Nightcrawler (15)

Nightcrawler (15)

Dir: Dan Gilroy

With: Jake Gyllenhaal, Rene Russo, Riz Ahmed

Runtime: 117 minutes

DAN Gilroy's tale of a hustler who wields a camcorder at crime scenes the way Weegee did a camera is a slick-as-they-come thriller. For those in the mood to despair about the direction of broadcast news, however, it will play as a horror movie. If this is the future of broadcast news over here - in the States it is already the present - it sucks.

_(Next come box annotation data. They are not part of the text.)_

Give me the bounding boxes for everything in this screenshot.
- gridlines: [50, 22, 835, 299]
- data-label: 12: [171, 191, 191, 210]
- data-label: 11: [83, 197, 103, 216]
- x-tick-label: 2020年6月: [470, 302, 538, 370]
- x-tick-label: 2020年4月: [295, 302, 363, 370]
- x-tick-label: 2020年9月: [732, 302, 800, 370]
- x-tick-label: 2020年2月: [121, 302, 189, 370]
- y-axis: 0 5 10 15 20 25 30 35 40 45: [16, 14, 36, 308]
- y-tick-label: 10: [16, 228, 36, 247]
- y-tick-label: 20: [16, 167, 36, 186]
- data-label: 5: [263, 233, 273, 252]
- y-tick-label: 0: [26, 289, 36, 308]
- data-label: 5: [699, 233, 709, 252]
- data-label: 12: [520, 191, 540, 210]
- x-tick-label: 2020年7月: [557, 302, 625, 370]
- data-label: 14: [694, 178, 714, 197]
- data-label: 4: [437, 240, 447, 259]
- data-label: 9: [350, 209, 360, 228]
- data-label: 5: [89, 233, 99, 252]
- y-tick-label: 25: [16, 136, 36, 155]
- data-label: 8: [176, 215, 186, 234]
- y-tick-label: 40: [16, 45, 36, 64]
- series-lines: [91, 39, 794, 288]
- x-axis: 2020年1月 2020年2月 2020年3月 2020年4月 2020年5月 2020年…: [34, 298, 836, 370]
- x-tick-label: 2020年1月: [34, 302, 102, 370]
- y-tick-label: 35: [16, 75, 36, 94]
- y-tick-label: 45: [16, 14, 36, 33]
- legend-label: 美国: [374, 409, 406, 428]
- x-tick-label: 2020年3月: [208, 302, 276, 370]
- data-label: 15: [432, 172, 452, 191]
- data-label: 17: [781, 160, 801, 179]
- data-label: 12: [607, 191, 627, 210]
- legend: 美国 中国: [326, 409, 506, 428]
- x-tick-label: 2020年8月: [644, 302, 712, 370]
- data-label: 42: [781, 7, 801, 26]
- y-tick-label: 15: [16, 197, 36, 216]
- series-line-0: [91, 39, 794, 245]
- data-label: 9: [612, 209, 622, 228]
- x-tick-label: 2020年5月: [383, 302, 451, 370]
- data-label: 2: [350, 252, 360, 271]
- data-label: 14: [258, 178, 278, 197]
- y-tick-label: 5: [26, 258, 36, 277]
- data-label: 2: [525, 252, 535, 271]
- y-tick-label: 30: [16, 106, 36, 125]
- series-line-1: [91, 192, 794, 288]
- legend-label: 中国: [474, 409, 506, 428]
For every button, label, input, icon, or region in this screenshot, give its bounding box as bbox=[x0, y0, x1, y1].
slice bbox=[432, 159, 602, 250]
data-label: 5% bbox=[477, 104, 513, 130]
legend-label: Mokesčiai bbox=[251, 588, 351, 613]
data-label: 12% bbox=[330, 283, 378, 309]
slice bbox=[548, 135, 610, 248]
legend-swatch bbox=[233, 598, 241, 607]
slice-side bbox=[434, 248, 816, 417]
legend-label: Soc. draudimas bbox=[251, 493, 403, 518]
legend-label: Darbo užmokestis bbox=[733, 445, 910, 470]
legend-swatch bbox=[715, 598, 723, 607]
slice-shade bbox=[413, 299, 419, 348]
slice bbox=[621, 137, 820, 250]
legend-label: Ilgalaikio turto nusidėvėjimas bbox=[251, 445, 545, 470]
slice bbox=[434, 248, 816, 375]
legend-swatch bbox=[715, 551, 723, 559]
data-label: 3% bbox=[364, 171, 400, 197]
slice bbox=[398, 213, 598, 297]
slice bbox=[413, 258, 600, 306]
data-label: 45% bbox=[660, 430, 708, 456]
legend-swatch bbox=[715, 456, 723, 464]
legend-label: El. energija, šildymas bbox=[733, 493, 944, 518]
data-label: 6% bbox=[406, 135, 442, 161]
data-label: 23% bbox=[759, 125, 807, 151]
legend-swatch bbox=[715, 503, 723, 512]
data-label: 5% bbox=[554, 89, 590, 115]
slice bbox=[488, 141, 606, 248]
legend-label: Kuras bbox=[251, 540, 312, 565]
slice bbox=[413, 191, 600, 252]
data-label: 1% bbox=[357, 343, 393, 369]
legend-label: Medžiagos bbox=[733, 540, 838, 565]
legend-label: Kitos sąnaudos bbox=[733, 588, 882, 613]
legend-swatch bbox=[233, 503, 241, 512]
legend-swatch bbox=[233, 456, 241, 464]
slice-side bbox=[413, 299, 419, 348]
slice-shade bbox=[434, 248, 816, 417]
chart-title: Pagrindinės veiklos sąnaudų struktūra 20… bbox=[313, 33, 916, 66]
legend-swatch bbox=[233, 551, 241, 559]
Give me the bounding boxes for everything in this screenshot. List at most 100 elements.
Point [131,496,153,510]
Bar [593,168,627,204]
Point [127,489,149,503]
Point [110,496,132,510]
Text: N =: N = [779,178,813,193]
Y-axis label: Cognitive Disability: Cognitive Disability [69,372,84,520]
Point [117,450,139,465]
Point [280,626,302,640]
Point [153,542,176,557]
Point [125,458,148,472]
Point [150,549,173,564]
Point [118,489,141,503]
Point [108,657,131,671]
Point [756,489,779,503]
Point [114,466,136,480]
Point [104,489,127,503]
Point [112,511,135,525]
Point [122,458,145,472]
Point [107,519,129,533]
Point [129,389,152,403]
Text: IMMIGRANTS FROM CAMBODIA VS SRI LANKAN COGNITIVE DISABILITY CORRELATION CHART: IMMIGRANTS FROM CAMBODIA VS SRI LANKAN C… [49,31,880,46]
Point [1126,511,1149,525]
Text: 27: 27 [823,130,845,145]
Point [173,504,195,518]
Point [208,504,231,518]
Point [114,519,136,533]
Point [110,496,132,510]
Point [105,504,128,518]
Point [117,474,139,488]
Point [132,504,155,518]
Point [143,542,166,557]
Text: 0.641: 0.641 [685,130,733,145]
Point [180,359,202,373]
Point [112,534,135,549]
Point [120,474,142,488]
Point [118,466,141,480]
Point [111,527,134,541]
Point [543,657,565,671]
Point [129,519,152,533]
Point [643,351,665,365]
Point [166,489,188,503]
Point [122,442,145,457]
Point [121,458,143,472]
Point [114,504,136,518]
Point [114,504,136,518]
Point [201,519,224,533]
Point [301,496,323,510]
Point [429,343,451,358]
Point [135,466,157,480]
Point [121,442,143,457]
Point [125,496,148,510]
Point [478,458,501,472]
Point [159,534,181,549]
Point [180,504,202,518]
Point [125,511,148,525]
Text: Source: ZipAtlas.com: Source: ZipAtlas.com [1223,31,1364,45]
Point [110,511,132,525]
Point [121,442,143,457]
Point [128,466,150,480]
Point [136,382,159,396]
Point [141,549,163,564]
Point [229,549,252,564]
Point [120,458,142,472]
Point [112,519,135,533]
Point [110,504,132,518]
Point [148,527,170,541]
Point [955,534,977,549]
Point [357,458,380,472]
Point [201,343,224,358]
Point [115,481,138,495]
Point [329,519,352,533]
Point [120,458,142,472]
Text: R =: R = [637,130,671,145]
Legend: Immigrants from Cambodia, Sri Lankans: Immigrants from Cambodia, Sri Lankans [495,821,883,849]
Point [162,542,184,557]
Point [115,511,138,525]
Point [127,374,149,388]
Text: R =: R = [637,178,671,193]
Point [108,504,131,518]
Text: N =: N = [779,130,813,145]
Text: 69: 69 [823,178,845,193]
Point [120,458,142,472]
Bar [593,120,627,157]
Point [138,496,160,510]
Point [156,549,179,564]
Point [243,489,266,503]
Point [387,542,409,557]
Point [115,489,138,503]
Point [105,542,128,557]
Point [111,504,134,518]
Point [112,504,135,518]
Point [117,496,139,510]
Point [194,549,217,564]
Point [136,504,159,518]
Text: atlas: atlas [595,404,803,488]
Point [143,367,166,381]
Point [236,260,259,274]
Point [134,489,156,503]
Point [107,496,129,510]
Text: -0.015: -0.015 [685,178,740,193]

Jake Gyllenhaal (End of Watch, Source Code) plays Louis Bloom, a small-time thief who steals scrap metal and anything else he can get his mitts on. But Louis has bigger plans, ones that come into focus when he comes across a road accident and sees a chancer with a camera filming the victim. Learning that local news stations will pay for such amateur footage, Louis resolves to become the first and the fastest with video of other people's misfortunes. Robberies, shootings, plane crashes, Louis collects them all as trophies. Every victim is a "sale". When he finds a ratings-chasing news executive, Nina (Rene Russo) as keen on crime gore as he is, it is the start of an ugly friendship.

This is the directorial debut of Gilroy, whose writing credits include The Bourne Legacy and Real Steel. Russo is his wife and Gyllenhaal is among the film's producers. This would normally herald an overabundance of appearances by both, and so it proves, but when two actors are on this kind of form, who is complaining?

Russo is terrific as the been there, done it all news executive who is prepared to embrace this brave new world of zero ethics journalism while wiser heads look on disgusted.

Hacks before her may have embraced the old saw "if it bleeds it leads", but Nina practically snogs it.

Gyllenhaal rips the bones from his part as a seedy operator with dreams of being a media mover and shaker, which is just as well as his obvious relish takes attention away from how thinly drawn the character is. We know Louis is a scumbag, but we do not know why.

Perhaps Gilroy is making a point about Louis being as shallow as the media he serves, but at times Gyllenhaal is too obviously putting in a performance rather than coming across as a convincing person. Still, what a performance.